What is Kennel Cough?

What is kennel cough?
Kennel cough is more technically known as canine infectious tracheobronchitis. This term localizes the most common clinical sign, coughing, to the trachea (windpipe) and bronchi (within the lungs). It may be caused by several viruses and bacteria. These include adenovirus type 2, parainfluenza virus and bacterium bordetella bronchiseptica. The infection spreads rapidly from dog to dog in close quarters, such as a boarding kennel. This is the origin of its name.
What are the signs, besides coughing?
The symptoms of kennel cough are quite variable. They include discharge from the eyes and nose, swollen tonsils, wheezing, lack of appetite and lethargy. Although coughing is usually mild, it may persist for several weeks.
dog kennel cough symptoms and treatment
What is the treatment?
There is no specific treatment for the viruses involved. No drug will kill them, so they must run their course, which may take two to three weeks. Antibiotics are useful against the bacteria involved, although some resistance to certain antibiotics has occurred. Cough suppressants are used to break the self-perpetuating cycle of coughing that occurs.

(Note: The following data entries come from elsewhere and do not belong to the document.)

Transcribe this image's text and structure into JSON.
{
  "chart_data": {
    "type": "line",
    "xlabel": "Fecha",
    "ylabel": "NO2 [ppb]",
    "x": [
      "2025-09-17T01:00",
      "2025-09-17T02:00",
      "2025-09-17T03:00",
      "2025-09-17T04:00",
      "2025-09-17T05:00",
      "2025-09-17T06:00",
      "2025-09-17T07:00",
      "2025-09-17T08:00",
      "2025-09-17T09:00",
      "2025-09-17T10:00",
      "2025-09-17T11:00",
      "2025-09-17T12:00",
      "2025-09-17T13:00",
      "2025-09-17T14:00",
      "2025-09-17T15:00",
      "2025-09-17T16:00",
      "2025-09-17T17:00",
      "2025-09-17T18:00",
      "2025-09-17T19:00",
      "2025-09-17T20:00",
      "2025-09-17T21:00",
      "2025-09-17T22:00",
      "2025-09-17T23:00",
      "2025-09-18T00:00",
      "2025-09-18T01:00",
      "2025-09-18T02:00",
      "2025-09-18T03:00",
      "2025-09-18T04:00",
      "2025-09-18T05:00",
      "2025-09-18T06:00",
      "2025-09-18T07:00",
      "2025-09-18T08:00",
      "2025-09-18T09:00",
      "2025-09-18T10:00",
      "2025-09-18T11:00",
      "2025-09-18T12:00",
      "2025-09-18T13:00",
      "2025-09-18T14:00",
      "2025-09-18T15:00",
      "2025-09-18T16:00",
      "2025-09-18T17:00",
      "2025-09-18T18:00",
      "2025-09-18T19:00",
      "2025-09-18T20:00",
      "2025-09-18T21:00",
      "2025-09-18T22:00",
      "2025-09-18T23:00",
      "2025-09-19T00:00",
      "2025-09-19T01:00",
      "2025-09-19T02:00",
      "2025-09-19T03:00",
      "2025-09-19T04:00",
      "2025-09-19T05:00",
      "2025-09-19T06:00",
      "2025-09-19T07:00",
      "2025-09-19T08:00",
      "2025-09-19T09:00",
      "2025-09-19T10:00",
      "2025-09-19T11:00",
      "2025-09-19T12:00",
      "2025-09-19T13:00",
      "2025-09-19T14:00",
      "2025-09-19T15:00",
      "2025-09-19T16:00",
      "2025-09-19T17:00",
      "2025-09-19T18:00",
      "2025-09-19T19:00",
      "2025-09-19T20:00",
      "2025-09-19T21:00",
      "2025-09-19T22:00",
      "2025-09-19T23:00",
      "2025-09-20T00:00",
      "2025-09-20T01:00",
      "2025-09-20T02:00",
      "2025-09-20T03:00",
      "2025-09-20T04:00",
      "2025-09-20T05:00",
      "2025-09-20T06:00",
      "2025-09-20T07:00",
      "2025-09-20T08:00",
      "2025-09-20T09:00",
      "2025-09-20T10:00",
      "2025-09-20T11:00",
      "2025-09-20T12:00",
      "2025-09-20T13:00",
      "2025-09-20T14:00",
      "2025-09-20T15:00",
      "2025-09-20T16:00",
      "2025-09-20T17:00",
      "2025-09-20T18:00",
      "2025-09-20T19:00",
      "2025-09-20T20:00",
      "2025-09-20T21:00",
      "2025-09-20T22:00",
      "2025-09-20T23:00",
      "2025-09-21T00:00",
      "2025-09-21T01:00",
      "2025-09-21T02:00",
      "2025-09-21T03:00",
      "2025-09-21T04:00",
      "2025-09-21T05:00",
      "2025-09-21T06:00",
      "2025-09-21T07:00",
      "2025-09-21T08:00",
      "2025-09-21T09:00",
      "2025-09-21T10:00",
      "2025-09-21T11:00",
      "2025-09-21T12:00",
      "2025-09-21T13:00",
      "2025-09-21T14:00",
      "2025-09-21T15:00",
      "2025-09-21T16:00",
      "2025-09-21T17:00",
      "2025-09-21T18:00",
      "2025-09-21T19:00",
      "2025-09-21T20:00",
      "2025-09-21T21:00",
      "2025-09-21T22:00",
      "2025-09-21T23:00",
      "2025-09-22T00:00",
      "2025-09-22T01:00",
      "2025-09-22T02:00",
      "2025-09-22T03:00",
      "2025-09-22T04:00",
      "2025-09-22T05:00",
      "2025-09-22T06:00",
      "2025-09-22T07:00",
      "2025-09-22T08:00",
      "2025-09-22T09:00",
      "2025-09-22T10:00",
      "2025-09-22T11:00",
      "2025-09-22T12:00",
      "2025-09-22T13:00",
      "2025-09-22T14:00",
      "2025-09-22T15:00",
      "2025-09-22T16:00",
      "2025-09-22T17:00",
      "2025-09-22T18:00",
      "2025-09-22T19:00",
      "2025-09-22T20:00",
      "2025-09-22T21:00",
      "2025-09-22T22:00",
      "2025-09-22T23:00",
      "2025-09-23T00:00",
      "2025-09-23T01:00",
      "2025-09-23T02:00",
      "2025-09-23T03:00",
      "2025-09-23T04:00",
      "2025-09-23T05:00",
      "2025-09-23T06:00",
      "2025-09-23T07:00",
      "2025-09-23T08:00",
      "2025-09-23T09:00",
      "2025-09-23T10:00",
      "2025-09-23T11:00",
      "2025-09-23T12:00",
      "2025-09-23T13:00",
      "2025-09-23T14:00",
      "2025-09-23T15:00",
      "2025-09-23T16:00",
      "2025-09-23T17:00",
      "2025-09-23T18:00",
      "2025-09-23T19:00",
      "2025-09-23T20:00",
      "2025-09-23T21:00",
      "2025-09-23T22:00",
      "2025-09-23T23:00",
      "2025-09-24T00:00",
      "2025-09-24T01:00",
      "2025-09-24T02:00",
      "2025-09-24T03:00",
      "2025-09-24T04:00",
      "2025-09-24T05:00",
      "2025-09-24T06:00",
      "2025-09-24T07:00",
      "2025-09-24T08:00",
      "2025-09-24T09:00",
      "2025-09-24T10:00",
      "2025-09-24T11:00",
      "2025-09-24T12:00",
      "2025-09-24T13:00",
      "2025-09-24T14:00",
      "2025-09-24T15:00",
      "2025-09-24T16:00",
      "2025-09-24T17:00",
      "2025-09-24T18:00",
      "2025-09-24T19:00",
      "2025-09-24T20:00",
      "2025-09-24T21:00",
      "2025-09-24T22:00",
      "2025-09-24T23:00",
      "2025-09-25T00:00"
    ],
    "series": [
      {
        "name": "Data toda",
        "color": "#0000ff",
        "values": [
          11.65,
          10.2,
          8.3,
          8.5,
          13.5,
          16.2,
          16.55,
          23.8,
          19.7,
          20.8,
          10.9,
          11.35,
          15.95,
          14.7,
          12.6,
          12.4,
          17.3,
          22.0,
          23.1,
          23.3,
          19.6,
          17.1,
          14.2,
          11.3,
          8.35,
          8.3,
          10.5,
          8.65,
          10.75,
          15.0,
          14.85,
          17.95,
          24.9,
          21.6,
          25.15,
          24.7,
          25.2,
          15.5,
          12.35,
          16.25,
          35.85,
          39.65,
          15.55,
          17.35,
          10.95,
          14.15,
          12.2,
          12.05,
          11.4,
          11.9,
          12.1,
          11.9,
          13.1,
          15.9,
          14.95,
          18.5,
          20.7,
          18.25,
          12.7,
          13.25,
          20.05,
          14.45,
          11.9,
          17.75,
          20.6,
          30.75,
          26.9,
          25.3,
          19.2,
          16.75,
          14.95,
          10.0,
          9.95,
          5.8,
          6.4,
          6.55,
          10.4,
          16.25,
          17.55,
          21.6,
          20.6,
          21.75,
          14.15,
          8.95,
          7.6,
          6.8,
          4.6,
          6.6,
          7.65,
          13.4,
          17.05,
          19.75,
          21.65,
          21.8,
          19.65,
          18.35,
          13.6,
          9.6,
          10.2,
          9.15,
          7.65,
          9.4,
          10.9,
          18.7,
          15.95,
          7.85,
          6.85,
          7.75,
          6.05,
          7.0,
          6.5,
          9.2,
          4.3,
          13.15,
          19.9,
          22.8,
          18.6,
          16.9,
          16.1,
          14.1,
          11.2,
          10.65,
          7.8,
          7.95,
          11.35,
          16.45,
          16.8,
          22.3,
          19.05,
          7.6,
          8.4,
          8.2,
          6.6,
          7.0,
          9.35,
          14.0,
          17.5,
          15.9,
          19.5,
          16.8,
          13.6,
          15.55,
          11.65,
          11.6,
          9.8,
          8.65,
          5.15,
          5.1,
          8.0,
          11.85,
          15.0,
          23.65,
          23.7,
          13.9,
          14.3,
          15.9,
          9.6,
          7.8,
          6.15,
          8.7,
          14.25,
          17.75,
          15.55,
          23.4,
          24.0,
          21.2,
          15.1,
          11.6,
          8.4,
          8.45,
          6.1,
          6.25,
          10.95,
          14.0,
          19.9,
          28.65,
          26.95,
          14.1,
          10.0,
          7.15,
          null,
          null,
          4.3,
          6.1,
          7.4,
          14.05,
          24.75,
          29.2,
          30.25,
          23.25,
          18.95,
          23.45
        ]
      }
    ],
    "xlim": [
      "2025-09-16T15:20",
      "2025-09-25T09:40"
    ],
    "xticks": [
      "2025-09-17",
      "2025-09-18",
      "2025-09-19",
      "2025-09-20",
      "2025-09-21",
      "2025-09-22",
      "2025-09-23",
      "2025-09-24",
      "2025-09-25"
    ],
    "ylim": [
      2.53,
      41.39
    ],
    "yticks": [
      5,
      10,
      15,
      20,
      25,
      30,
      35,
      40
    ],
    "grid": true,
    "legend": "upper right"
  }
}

How can I prevent this disease?
Most vaccination programs include a vaccine against the parainfluenza virus and bordetella bronchiseptica. These should be administered to puppies and boostered in adults.
kennel cough treatment and symptoms
How effective are these vaccines?
Immunity after natural infection with respiratory viruses, like parainfluenza or bacteria like bordetella, is neither solid nor long-lasting. Therefore, a booster just before placing your dog in a boarding kennel is good insurance against the disease. At The Drake Center, we recommend a bordetella vaccine every six months if the dog frequents kennels, dog parks or doggie daycare facilities.
How are the bordetella vaccines delivered?
Bordetella vaccination is performed either by injection or intranasally. The latter means that the vaccine is dropped into the nostrils. This permits immunity in the membranes of the nose and throat where the viruses and bacteria enter.